Tuesday, 14 July 2009

The San Andreas Default?

The State of California is paying people with IOUs, because it is broke. Well, perhaps not broke (Willem Buiter points out its debt levels are comparatively trivial) but stuck with a broken political system. Like a lot of US States it lives under a formal constitutional requirement of having to balance the budget. But since its' political representatives can neither agree the formal definition of a balanced budget nor, especially, agree a budget which requires a 2/3rds majority in each of their two State houses, it is paying people with what Buiter calls 'funny money'.

Paul Solman summarises the impasse:

"California is desperate. Like so many of us, it lived beyond its means, or taxed below its spending, or both. Three classes are now resisting the reckoning: those who "spent" the money and owe the shortfall (taxpayers); those on whom the money was spent (employees, vendors, other recipients of state funds); and those who loaned the state money (bondholders). Understandably, no class wants to take the hit, or take the hit first. For political reasons at least, the Obama administration is reluctant to come to the rescue...."
Buiter reckons the only way out is direct rule from Washington, though the comment on his blog suggests he has a bit of a tin ear for American constitutional niceties and, ahem, 'States Rights' to coin an unfortunate phrase. (Which doesn't mean he can't still be right on this point). He says,
"When the banks stop accepting the IOUs except possibly at massive discounts, which will happen soon unless an early resolution of the budgetary stalemate is achieved, the state of California will close down for business. Municipalities and counties dependent on state funds will follow suit. Before long the teachers won’t teach, the fire fighters won’t fight fires, the police won’t maintain law and order and neither garbage nor taxes will get collected. It will be a grand Hobbesian experiment."
Hence his expectation of federal intervention.

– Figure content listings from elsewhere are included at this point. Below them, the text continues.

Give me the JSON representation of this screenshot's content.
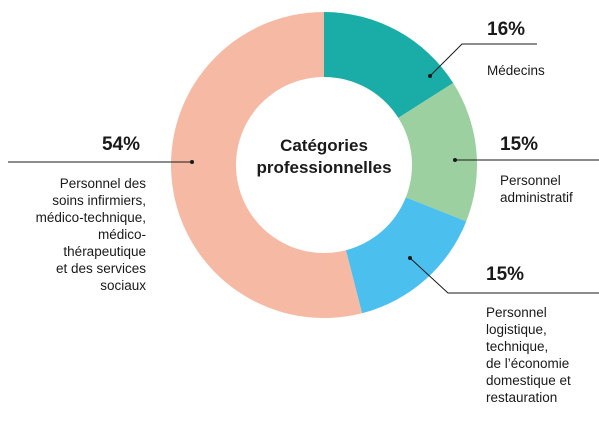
{
  "chart_data": {
    "type": "donut",
    "title": "Catégories\nprofessionnelles",
    "categories": [
      "Médecins",
      "Personnel\nadministratif",
      "Personnel\nlogistique,\ntechnique,\nde l’économie\ndomestique et\nrestauration",
      "Personnel des\nsoins infirmiers,\nmédico-technique,\nmédico-\nthérapeutique\net des services\nsociaux"
    ],
    "values": [
      16,
      15,
      15,
      54
    ],
    "value_labels": [
      "16%",
      "15%",
      "15%",
      "54%"
    ],
    "colors": [
      "#1aada8",
      "#9dd0a0",
      "#4bbfee",
      "#f5b9a4"
    ]
  }
}
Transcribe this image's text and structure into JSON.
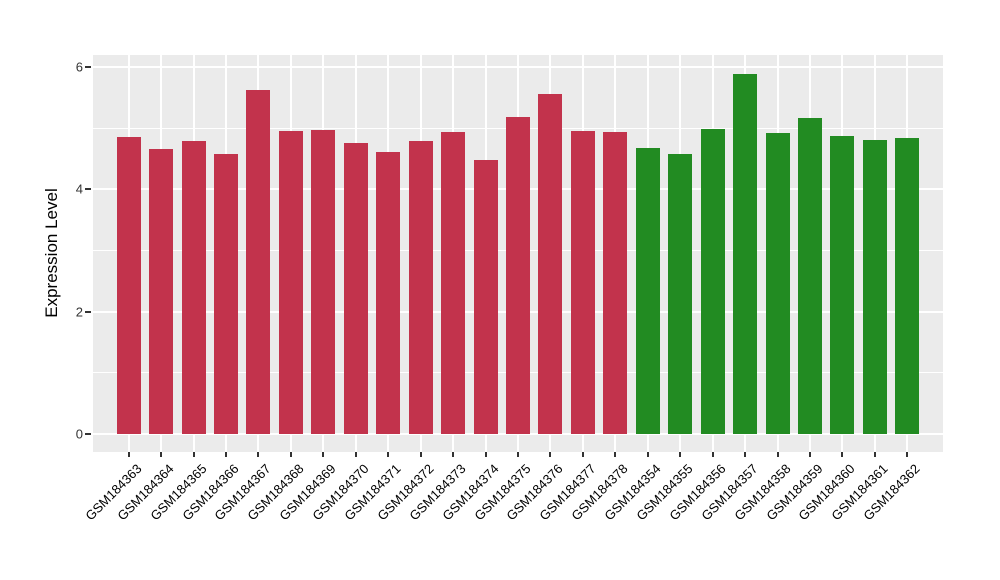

But the really interesting question, at least for a saddo like me, is whether these IOUs constitute money. Mark Thoma discusses this point, and the comments on his post educate this Brit on one of the less well known passages of the US Constitution,

"Article I, Section 10 of the US Constitution:

Powers prohibited of States

No State shall enter into any Treaty, Alliance, or Confederation; grant Letters of Marque and Reprisal; coin Money; emit Bills of Credit*; make any Thing but gold and silver Coin a Tender in Payment of Debts; pass any Bill of Attainder, ex post facto Law, or Law impairing the Obligation of Contracts, or grant any Title of Nobility." (my emphasis)

So, on one reading, there's no need to wait for Willem Buiter's 'grand Hobbesian experiment': California has already declared Independence and it's time for Obama to send in the troops and restore the Union.